Yogin Sabnis, managing director, VSK Financial Consultancy Services Ltd, is a fee-based planner who still manages a motley group of investors from his early days when he didn’t charge fees. Such investors, he explains, either don’t require much financial planning or hesitate to shift to paying fees. Such clients, he said, are advised to invest in dynamic AA funds. “I don’t recommend this product to my fee-based clients because I do their asset allocation. But if someone wants a one-off advice, this is one of the first recommendations because with these funds, even if the customer doesn’t consult an adviser, the fund automatically does the rebalancing,” said Sabnis.

Jain, who has systematic investment plans going on in some of these funds on behalf of two children, feels advisers and distributors should focus more on the long-term goals of clients and their servicing, and leave rebalancing to such funds. Added Janakiraman, “Usually, we do asset allocation only in extreme situations.

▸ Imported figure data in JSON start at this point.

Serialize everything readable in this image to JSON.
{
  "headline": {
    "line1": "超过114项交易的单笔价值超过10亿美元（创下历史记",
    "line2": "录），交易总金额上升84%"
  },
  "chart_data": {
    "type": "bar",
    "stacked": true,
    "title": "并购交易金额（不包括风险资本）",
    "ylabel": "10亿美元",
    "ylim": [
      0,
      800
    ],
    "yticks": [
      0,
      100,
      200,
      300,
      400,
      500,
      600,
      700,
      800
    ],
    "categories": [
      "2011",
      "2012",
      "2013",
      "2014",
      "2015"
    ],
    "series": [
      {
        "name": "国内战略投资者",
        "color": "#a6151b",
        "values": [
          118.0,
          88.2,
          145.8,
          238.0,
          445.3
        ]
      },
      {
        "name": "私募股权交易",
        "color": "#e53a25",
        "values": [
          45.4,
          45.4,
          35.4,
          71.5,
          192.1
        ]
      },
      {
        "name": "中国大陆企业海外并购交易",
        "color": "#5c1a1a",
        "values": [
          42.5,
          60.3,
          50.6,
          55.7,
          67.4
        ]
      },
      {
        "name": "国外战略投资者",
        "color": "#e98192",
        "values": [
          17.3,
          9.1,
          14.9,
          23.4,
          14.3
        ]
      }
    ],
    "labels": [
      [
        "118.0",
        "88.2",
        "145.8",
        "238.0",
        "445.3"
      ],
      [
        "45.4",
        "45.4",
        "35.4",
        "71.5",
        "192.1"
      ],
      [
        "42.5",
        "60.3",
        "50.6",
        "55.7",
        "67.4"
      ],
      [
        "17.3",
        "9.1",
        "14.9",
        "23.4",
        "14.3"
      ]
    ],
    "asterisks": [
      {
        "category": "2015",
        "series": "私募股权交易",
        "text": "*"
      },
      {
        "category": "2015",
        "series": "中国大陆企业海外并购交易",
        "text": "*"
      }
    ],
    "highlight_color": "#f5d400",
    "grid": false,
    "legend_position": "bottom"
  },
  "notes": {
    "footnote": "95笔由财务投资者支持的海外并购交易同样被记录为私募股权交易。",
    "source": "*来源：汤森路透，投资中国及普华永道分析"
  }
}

We don’t do it all the time, which we are supposed to. These funds monitor asset allocation at all times.”

The category does not have many schemes. And the ones that are there, don’t have long-term track records. But the ones that come with a track record have largely worked so far. The yield gap model, for instance, shows promise though DBDA lacks a long-term track record.

It’s best to stick to larger fund houses and also with those that are FoFs, despite their inherent tax disadvantage. If the underlying funds come with a good track record, then the only thing you need to watch out for is the asset allocation model.